Fig. 1: Generalizability of bidirectional effects for increasing probability of success on clinical trials. | Nature Communications

Fig. 1: Generalizability of bidirectional effects for increasing probability of success on clinical trials.

From: Identifying therapeutic drug targets using bidirectional effect genes

Fig. 1: Generalizability of bidirectional effects for increasing probability of success on clinical trials.

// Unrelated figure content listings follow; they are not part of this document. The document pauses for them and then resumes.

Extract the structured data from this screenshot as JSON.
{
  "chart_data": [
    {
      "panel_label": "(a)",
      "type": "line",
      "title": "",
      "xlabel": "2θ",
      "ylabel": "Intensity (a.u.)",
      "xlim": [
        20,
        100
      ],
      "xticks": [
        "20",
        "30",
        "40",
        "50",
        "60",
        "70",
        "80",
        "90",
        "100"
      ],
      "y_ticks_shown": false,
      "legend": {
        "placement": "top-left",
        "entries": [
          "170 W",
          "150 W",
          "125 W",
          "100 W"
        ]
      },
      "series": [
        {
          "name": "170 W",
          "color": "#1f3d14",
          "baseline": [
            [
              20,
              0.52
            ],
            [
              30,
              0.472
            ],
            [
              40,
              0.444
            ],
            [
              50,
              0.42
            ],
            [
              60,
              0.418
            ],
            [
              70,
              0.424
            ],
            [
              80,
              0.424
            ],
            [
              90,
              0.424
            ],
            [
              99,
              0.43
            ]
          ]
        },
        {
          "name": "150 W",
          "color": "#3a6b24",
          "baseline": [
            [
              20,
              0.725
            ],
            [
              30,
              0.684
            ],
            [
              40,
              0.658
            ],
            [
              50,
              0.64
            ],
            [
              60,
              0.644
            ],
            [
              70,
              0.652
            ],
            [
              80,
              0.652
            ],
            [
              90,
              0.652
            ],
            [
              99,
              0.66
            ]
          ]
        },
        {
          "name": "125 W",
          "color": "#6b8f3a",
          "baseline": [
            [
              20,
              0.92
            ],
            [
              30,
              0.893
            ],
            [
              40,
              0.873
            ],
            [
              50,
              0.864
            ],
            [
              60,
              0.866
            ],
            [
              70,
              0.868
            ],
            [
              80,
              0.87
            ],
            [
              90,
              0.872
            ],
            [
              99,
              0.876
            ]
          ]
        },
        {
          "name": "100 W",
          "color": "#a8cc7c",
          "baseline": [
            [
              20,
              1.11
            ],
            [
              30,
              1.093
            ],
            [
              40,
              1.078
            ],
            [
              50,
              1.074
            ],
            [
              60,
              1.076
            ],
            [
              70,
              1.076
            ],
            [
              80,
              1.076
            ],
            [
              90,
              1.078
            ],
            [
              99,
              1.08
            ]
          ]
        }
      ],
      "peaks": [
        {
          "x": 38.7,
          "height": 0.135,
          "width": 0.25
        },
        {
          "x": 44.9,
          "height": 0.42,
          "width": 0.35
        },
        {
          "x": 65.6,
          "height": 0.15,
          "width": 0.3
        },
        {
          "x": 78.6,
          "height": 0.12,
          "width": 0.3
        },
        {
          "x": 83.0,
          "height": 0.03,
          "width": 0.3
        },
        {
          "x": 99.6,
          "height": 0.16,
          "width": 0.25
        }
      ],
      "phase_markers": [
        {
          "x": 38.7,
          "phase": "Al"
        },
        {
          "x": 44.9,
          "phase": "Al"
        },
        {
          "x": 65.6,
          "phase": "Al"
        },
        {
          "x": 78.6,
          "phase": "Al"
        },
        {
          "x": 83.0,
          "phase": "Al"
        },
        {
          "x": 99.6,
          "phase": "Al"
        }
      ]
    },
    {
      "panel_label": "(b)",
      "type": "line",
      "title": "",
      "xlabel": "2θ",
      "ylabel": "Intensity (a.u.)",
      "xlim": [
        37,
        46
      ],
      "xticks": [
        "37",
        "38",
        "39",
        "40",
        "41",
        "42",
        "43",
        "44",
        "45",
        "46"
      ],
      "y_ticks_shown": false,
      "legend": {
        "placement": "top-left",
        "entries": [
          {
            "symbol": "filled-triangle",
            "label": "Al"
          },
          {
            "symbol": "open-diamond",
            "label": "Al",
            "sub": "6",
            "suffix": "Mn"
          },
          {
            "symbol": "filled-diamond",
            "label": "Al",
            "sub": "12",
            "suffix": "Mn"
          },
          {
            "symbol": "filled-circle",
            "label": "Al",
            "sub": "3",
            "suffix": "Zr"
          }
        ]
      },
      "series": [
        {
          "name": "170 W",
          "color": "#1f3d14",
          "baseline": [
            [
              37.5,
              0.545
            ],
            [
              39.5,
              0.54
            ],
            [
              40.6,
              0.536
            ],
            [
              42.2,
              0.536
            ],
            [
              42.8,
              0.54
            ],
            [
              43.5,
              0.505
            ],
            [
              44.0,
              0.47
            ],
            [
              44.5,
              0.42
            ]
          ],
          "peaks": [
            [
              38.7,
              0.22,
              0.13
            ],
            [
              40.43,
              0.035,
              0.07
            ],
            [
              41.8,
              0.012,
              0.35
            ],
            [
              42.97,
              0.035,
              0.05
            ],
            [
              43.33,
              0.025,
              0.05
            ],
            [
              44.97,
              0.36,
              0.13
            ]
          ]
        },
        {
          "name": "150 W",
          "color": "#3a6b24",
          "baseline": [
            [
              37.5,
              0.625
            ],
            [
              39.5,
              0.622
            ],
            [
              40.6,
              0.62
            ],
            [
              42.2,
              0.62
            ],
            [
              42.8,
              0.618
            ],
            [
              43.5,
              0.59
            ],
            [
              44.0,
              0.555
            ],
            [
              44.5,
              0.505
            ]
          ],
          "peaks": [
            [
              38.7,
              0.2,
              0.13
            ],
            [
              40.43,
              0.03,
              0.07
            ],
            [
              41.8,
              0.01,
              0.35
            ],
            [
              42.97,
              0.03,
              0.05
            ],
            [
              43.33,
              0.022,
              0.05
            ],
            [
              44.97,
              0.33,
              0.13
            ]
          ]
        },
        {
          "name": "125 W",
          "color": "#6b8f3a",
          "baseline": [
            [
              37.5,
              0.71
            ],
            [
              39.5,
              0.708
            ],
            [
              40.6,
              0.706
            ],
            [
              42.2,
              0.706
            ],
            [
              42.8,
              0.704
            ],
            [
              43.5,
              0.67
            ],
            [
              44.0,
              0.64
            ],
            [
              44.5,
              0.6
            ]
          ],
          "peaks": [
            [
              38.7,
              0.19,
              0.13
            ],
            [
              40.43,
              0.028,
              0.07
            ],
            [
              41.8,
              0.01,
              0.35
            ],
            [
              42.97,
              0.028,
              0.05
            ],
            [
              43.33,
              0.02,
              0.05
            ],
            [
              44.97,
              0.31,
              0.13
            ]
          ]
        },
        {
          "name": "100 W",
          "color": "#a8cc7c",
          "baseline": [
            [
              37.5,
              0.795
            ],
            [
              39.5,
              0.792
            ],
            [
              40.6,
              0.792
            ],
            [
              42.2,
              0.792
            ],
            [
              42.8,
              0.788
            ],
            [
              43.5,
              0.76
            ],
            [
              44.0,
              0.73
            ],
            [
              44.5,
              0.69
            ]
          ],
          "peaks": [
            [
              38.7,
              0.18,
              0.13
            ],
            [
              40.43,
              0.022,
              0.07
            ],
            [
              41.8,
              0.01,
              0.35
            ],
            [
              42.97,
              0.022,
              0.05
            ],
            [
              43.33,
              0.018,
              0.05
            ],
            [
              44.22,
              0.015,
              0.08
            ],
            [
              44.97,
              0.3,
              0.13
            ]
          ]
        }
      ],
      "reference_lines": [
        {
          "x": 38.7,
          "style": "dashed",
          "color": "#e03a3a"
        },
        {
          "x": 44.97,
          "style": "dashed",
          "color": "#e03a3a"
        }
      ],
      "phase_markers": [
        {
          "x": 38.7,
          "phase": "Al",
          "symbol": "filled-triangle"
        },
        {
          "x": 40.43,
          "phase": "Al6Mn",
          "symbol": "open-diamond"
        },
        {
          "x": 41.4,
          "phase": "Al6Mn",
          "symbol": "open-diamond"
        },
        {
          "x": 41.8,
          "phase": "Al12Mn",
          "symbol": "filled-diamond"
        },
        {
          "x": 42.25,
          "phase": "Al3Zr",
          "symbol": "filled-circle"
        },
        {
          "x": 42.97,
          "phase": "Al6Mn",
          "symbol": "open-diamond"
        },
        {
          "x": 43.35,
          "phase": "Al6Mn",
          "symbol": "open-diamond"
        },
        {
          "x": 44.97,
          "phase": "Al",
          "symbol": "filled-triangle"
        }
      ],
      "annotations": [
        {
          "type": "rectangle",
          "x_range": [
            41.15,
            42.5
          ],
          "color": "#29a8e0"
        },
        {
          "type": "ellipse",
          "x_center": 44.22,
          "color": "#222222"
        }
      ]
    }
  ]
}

A Graphical representation of a gene (PCSK9) showing bidirectional effects on LDL and cardiovascular disease risk. B Circos plot of 98 genes with bidirectional phenotypic effects. From outside to inside: all autosomes and the X chromosome are depicted in a clockwise orientation. The genomic coordinates are shown for each gene that was identified to contain different variants with phenotypically opposing HGMD annotations. The panels with radial lines display the total number of HGMD variant entries (log base 2) that were categorized as bidirectional, for each gene. Each gene label is color coded based on the phenotype that displayed bidirectionality. C Estimated odds ratio for transitions between various clinical trial phases. We calculated the odds ratio for transition and 95% confidence interval, for the subset of target-indications with genetic support from GWAS, OMIM associations with unidirectional effects, and bidirectional effects curated from HGMD. Measure of center for the error bars represent the estimated odds ratios and the error bars represent the 95% confidence intervals. Bidirectional effect supported data is shown in gray, OMIM unidirectional support is shown in orange, and GWAS support is shown in blue. n = 26,884 target-indication pairs.